In this film image released by Columbia Pictures, Zoe Saldana portrays Cataleya in a scene from "Colombiana." (AP Photo/Columbia Pictures- Sony, Magali Bragard) Credit: AP Photo/Magali Bragard

A body is a terrible thing to waste, especially one as enviable as Zoë Saldana's in the femme-fatale action flick "Colombiana." Lithe, finely sculpted and containing 0 grams of total fat, Saldana makes a convincingly catlike assassin, silently dispatching thugs in her bare feet. As one awestruck baddie says, "She's like mist under a door!" She could probably fit though the mail slot, too.

Too bad she's trapped in such a clumsy, dumb film.
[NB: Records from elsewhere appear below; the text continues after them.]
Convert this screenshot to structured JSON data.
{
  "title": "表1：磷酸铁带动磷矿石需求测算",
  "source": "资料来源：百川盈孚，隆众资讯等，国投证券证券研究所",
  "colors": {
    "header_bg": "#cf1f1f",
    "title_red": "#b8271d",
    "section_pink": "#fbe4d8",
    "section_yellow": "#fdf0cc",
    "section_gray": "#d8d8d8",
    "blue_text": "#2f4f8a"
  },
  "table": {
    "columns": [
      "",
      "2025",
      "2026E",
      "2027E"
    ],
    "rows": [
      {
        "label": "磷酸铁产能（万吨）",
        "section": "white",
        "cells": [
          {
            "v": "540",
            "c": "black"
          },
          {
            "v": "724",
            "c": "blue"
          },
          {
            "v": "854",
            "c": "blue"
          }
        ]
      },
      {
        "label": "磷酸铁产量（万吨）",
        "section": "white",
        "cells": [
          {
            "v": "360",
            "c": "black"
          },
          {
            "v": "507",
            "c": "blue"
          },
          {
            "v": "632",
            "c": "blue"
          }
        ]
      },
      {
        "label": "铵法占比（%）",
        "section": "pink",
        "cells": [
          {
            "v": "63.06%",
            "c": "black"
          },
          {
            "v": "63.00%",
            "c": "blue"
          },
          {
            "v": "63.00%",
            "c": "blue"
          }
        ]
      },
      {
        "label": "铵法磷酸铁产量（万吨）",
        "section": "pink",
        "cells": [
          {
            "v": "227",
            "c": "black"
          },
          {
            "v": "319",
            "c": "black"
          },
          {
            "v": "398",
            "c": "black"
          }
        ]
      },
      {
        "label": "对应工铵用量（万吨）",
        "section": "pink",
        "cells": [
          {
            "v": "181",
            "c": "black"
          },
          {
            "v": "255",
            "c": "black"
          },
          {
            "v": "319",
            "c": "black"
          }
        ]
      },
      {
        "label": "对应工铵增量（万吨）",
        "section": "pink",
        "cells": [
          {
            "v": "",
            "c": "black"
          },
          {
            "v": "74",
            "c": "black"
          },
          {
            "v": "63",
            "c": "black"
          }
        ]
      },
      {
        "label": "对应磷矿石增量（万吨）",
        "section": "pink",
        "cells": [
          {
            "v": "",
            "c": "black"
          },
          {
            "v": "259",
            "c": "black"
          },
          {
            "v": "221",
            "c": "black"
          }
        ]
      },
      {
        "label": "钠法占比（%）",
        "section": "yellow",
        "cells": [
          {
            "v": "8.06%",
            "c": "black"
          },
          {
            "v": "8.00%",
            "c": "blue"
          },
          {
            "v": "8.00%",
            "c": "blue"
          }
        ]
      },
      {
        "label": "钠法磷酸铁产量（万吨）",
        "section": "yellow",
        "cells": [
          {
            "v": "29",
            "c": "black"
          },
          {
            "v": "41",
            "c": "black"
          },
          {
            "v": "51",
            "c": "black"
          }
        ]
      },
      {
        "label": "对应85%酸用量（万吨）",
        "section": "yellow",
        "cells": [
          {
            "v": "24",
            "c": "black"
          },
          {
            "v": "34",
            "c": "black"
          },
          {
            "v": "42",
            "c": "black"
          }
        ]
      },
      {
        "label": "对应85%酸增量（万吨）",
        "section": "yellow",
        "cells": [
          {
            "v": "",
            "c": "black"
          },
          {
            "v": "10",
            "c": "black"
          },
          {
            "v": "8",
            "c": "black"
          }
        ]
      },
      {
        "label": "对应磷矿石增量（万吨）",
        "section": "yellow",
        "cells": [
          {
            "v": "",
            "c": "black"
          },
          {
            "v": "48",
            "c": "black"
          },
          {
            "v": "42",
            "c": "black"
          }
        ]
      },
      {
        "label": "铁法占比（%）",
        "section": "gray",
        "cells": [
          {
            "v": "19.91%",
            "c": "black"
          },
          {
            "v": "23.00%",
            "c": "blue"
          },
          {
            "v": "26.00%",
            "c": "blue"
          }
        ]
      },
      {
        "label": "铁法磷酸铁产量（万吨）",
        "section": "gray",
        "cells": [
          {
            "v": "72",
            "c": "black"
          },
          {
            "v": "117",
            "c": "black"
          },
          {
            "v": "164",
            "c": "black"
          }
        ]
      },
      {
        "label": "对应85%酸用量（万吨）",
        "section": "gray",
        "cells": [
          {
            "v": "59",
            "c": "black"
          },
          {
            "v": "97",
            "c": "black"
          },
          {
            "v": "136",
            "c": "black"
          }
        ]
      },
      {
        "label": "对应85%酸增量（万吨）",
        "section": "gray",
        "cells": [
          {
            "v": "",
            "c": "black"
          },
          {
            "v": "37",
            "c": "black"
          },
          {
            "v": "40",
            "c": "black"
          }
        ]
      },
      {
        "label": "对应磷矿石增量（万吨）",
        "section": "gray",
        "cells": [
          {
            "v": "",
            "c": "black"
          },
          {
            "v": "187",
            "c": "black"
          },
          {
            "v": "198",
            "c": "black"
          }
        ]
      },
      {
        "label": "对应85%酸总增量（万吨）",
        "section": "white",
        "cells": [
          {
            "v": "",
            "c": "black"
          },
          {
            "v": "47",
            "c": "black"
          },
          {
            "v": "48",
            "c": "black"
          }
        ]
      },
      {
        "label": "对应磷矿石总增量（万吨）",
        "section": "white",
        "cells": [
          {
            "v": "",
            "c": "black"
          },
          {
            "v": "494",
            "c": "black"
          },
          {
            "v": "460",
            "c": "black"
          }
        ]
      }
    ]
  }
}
Producer-writer Luc Besson, usually a trustworthy name when it comes to cheap, flashy entertainment, may have tread this ground too many times before with movies like "La Femme Nikita," "Léon: The Professional" and "Taken." From the start, the movie feels tired of its own shtick.
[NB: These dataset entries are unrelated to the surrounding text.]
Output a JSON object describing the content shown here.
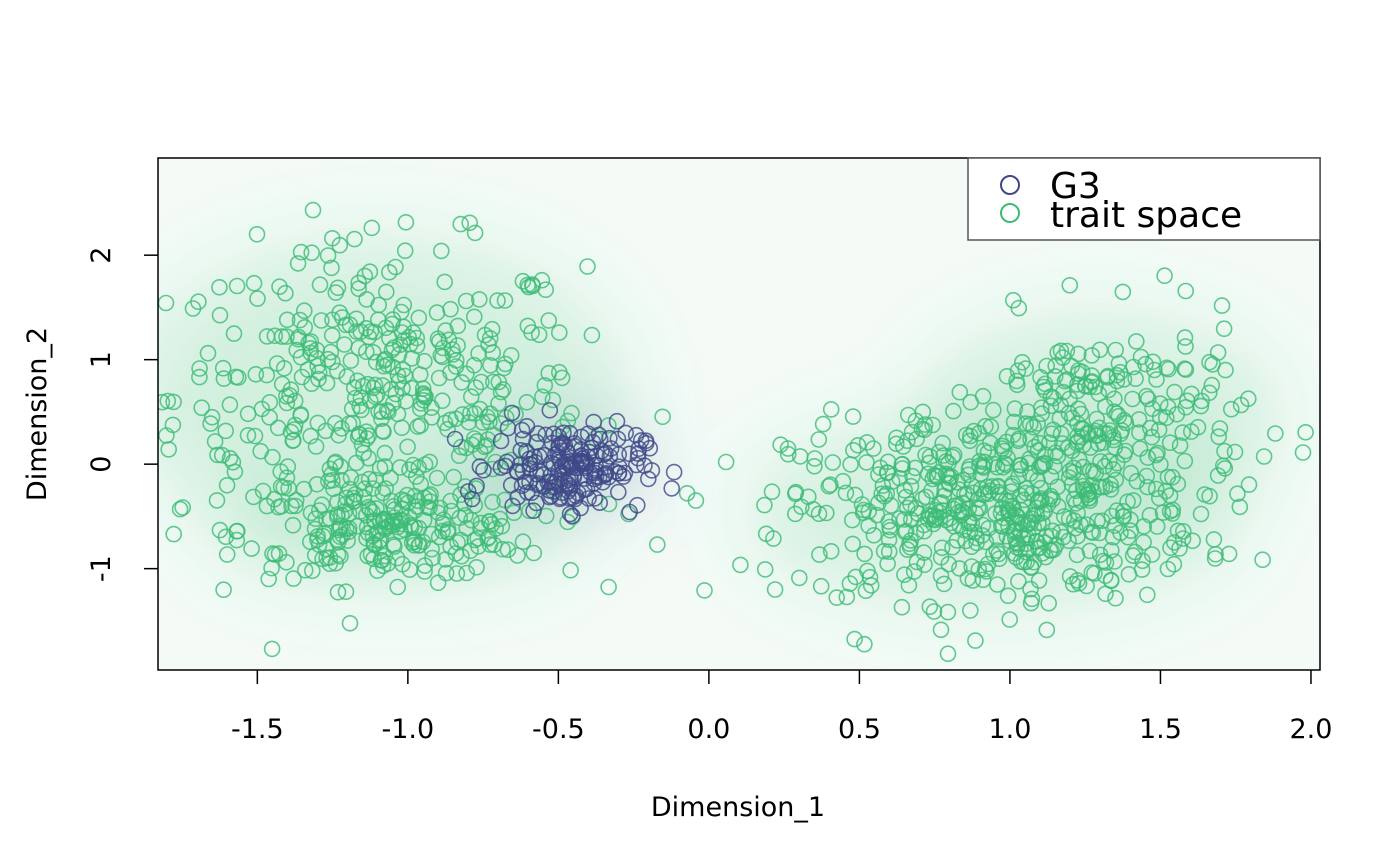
{
  "chart_data": {
    "type": "scatter",
    "title": "",
    "xlabel": "Dimension_1",
    "ylabel": "Dimension_2",
    "xlim": [
      -1.83,
      2.03
    ],
    "ylim": [
      -1.97,
      2.93
    ],
    "x_ticks": [
      "-1.5",
      "-1.0",
      "-0.5",
      "0.0",
      "0.5",
      "1.0",
      "1.5",
      "2.0"
    ],
    "y_ticks": [
      "-1",
      "0",
      "1",
      "2"
    ],
    "grid": false,
    "legend_position": "top-right",
    "background": "density-shading",
    "series": [
      {
        "name": "G3",
        "color": "#3f4788",
        "marker": "open-circle",
        "clusters": [
          {
            "center": [
              -0.47,
              -0.02
            ],
            "spread": [
              0.2,
              0.33
            ],
            "count": 190
          }
        ]
      },
      {
        "name": "trait space",
        "color": "#3cbb75",
        "marker": "open-circle",
        "clusters": [
          {
            "center": [
              -1.1,
              0.65
            ],
            "spread": [
              0.55,
              1.15
            ],
            "count": 420
          },
          {
            "center": [
              -1.05,
              -0.65
            ],
            "spread": [
              0.4,
              0.35
            ],
            "count": 200
          },
          {
            "center": [
              0.95,
              -0.45
            ],
            "spread": [
              0.55,
              0.7
            ],
            "count": 520
          },
          {
            "center": [
              1.3,
              0.45
            ],
            "spread": [
              0.4,
              0.75
            ],
            "count": 200
          }
        ]
      }
    ]
  }
}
Saldana plays Cataleya, a Latina-American killer gearing up for her final takedown: Colombian kingpin Don Luis (Beto Benites). "He murdered my parents in front of me," she sobs, a line that sounds good but isn't true: In a flashback, little Cataleya (Amandla Stenberg) only heard the gunfire from a distance. At any rate, her father was also a criminal, so it's hard to muster much sympathy.

Ditto for Cataleya's uncle, Emilio (Cliff Curtis), who arranges for her to kill strangers for money. That's a bit distasteful, so the script makes sure the victims had it coming. Perhaps, but after watching Cataleya shoot an unarmed woman in a toilet stall, you might start rooting for FBI agent Ross (Lennie James) to throw her skinny butt in a cell.

The director, self-named Olivier Megaton, employs the usual effects (slow-mo fireballs, high-speed fistfights), but there's no poetry in his violence. The film also repeats itself ad nauseam: You have never seen one woman exit and enter so many ventilation shafts. "Colombiana" could have been a cool, end-of-summer treat, but instead it just plops onto the sidewalk.


PLOT A professional assassin hunts down her parents' killer. RATED PG-13 (violence, sexuality, language

CAST Zoe Saldana, Cliff Curtis, Lennie James

LENGTH 1:48

PLAYING AT Area theaters

BOTTOM LINE Saldana makes a convincingly graceful assassin, but this lead-footed clunker can't keep up with her.